Et que fait ce brave équipage ? Il traverse un paysage de cendres. Il tente de survivre en bouffant tout ce qu'il trouve et il souffre de la soif. Mais ce qui était très beau dans certains autres romans (on pense inévitablement à La Route, bien sûr) est ici loupé parce que l'écriture crée une sorte de distanciation : on ne sympathise pas avec les personnages. On le observe, de loin, c'est tout. Aucune immersion dans le récit, et une répétitions d'actions qui fait que l'histoire paraît ne pas progresser.
En plus, le projet de Barjavel devient très vite évident : montrer une humanité qui régresse, qui retourne vers le chaos originel, vers l'homme des cavernes, et qui va devoir tout reconstruire. Idée bien sympa en théorie mais traitée ici avec lourdeur. Parce que l'auteur fait une opposition entre les gens décadents des villes et populations campagnardes plus proches de la "vraie vie" et donc préservées des cruautés apocalyptiques décrites plus haut.
ET puis, honnêtement, parfois, il pète un cable, le Barjavel. il y a là des scènes dignes des pires hallucinations, comme ce passage où, dans le fond des cellules d'un asile psychiatrique, nos personnages découvrent... le Christ ! Un Christ qui a bien des pouvoirs mais qui finit d'une façon pour le moins... originale.

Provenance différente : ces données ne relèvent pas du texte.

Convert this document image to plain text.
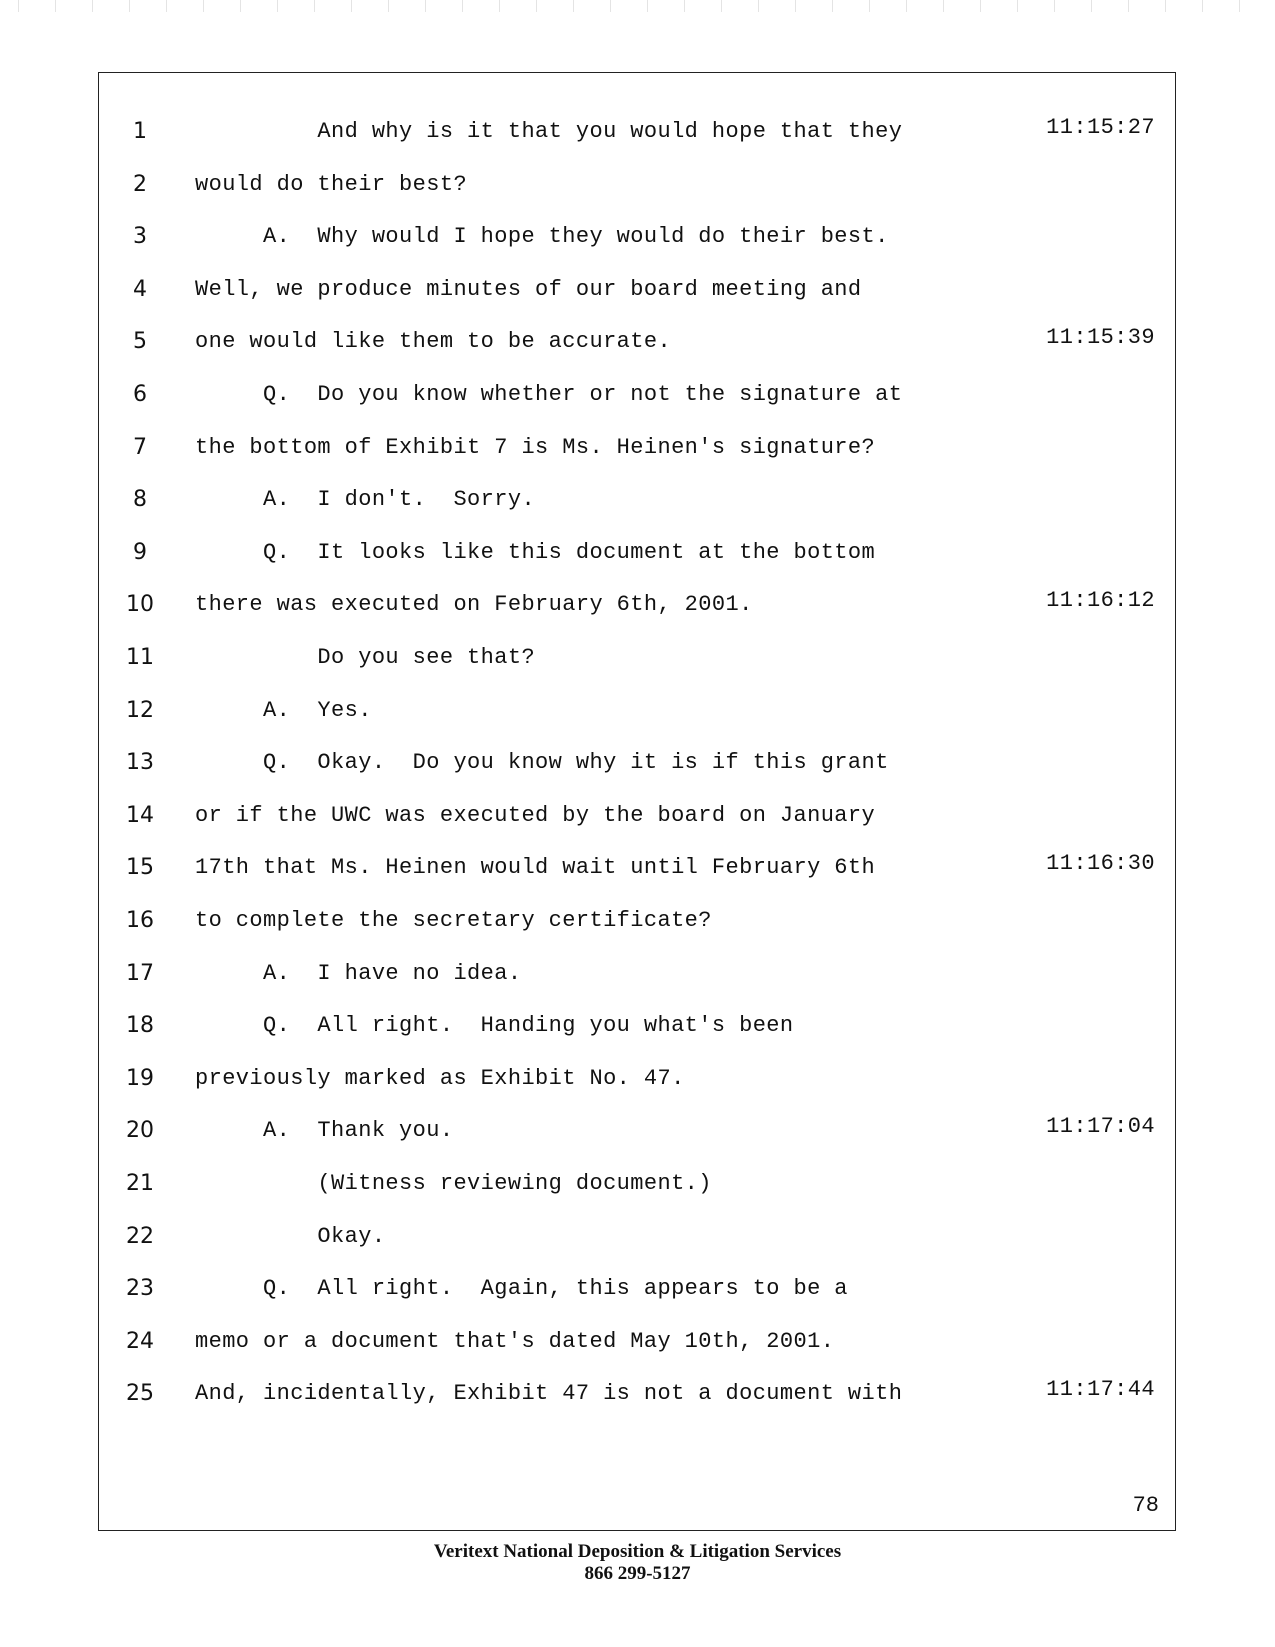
78
1	And why is it that you would hope that they	11:15:27
2	would do their best?
3	A.  Why would I hope they would do their best.
4	Well, we produce minutes of our board meeting and
5	one would like them to be accurate.	11:15:39
6	Q.  Do you know whether or not the signature at
7	the bottom of Exhibit 7 is Ms. Heinen's signature?
8	A.  I don't.  Sorry.
9	Q.  It looks like this document at the bottom
10	there was executed on February 6th, 2001.	11:16:12
11	Do you see that?
12	A.  Yes.
13	Q.  Okay.  Do you know why it is if this grant
14	or if the UWC was executed by the board on January
15	17th that Ms. Heinen would wait until February 6th	11:16:30
16	to complete the secretary certificate?
17	A.  I have no idea.
18	Q.  All right.  Handing you what's been
19	previously marked as Exhibit No. 47.
20	A.  Thank you.	11:17:04
21	(Witness reviewing document.)
22	Okay.
23	Q.  All right.  Again, this appears to be a
24	memo or a document that's dated May 10th, 2001.
25	And, incidentally, Exhibit 47 is not a document with	11:17:44
Veritext National Deposition & Litigation Services
866 299-5127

La dernière partie, qui sert de conclusion, aurait pu être intéressante, mais... il y a comme un arrière-goût un peu bizarre. Je sais bien qu'un romancier ne place pas forcément ses idées politiques dans un roman et qu'un personnage, même le héros d'un tel récit, ne représente pas son auteur, mais quand même, je me pose quelques questions...
Ecrire, en 1942, que votre héros, dont vous avez chanté les louanges pendant 300 pages, est un adepte des autodafés car les livres entrainent le mal, et qu'il est à l'origine d'une "race de maîtres", ça fait bizarre.
En bref, une déception, malgré un début vraiment prometteur.